Cut 10-micrometer-thick tissue sections as demonstrated previously onto tissue optimization or gene expression slides. Transfer the slide to a slide mailer placed on dry ice. The figure depicts isolated ECs cultured using the described protocol displaying a distinct cobblestone-like morphology with minimal contaminating cells.
Expression of EC marker vascular endothelial cadherin was confirmed using immunofluorescence visualizing cell-to-cell junctions. Approximately 80%of cells were CD31-positive, indicating human mesenteric arterial ECs made up most of the freshly isolated cell population. Unsuccessful isolations result in cells with disturbed morphology, potentially expressing mesenchymal markers or elongating resembling a fibroblastic state.

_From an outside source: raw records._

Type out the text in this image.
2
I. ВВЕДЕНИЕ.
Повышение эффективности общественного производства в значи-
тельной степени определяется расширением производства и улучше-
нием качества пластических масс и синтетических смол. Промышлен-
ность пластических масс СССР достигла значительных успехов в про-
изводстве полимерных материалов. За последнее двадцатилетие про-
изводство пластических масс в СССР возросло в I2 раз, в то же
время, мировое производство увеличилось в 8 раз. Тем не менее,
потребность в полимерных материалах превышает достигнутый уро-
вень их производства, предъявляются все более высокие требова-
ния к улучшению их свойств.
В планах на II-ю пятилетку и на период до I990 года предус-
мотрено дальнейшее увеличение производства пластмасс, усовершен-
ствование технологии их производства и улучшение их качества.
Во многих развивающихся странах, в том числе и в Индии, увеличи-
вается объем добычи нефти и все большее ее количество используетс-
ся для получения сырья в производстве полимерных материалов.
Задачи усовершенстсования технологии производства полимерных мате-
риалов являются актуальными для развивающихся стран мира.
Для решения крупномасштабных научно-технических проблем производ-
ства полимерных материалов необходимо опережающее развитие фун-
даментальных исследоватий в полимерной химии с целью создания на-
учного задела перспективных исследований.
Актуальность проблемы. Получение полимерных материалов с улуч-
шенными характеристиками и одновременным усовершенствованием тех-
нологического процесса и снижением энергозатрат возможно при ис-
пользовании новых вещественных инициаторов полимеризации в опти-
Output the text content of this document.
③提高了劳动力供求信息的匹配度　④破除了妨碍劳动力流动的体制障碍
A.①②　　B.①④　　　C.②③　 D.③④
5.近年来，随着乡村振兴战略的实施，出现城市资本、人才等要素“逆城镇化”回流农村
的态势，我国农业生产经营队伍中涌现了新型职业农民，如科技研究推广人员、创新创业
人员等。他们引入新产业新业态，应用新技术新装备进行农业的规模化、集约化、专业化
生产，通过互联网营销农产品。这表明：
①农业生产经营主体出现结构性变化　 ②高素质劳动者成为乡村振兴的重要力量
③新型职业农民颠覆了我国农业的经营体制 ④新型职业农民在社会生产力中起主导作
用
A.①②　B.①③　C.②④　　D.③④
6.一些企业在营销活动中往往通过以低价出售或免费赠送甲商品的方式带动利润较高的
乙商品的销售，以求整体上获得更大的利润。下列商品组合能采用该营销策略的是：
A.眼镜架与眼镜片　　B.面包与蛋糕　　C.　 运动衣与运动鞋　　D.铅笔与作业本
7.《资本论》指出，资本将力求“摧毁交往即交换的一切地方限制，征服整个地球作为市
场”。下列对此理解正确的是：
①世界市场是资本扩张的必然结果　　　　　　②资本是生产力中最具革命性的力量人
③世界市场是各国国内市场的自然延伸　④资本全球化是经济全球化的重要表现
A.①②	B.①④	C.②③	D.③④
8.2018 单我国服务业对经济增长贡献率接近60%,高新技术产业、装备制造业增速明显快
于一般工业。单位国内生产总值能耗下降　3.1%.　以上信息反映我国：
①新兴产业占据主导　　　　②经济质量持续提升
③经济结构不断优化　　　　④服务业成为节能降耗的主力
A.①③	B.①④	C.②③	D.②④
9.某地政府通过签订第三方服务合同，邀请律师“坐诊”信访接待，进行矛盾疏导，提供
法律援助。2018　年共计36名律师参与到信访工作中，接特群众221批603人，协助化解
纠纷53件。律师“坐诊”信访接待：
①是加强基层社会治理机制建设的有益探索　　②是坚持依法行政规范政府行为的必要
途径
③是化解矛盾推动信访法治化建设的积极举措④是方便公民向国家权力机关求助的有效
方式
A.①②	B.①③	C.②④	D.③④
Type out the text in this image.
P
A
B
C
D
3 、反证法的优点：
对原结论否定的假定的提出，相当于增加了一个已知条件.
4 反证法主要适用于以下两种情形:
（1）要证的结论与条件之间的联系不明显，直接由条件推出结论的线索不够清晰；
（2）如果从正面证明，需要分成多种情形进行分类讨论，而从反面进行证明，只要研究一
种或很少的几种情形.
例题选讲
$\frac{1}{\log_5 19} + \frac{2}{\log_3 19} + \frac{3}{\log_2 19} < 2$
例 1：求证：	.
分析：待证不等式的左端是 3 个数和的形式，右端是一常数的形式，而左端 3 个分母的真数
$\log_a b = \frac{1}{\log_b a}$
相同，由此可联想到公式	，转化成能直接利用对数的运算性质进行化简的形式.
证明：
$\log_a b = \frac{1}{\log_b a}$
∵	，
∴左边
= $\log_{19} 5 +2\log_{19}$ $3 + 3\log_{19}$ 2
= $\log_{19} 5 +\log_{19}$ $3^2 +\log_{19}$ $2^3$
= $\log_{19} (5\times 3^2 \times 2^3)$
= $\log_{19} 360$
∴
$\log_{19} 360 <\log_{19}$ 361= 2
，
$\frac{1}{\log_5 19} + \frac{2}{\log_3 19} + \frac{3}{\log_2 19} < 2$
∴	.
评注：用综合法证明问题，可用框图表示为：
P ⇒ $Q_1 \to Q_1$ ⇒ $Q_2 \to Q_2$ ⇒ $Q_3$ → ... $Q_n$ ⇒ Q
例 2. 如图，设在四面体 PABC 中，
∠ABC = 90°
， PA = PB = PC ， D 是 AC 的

The figure shows a representative uniform manifold approximation and projection isolated for mesenteric artery using the present protocol for single-cell RNA sequencing on isolated human mesenteric arterial ECS, with 34%cells clustered as ECs using PECAM1 and VWF as markers. RNA of high quality should show an RNA integrity number no less than six, and the ratio of 28S to 18S ribosomal RNA bands is as close to two as possible. A weak or absence of these ribosomal RNA signals may be observed when RNAs are degraded.
Hematoxylin and eosin staining visualized the morphology of the vessel, allowing regions-of-interest to be identified. Gene expression was visualized with spatial anchoring on the hematoxylin-and eosin-stained vessel. Handle tissue and cell stock carefully to maintain RNA quality, especially for spatial transcriptome profiling.
Ensure the tissue is placed on dry ice to reduce RNA degradation. Also, handle the sections and tissue with pre-cooled instruments. We have been able to explore EC gene expression changes, including LncRNAs in context to diabetes and their interaction with other cell types.
We can deduce the location of these transcriptomic changes using spatial transcriptome profiling techniques.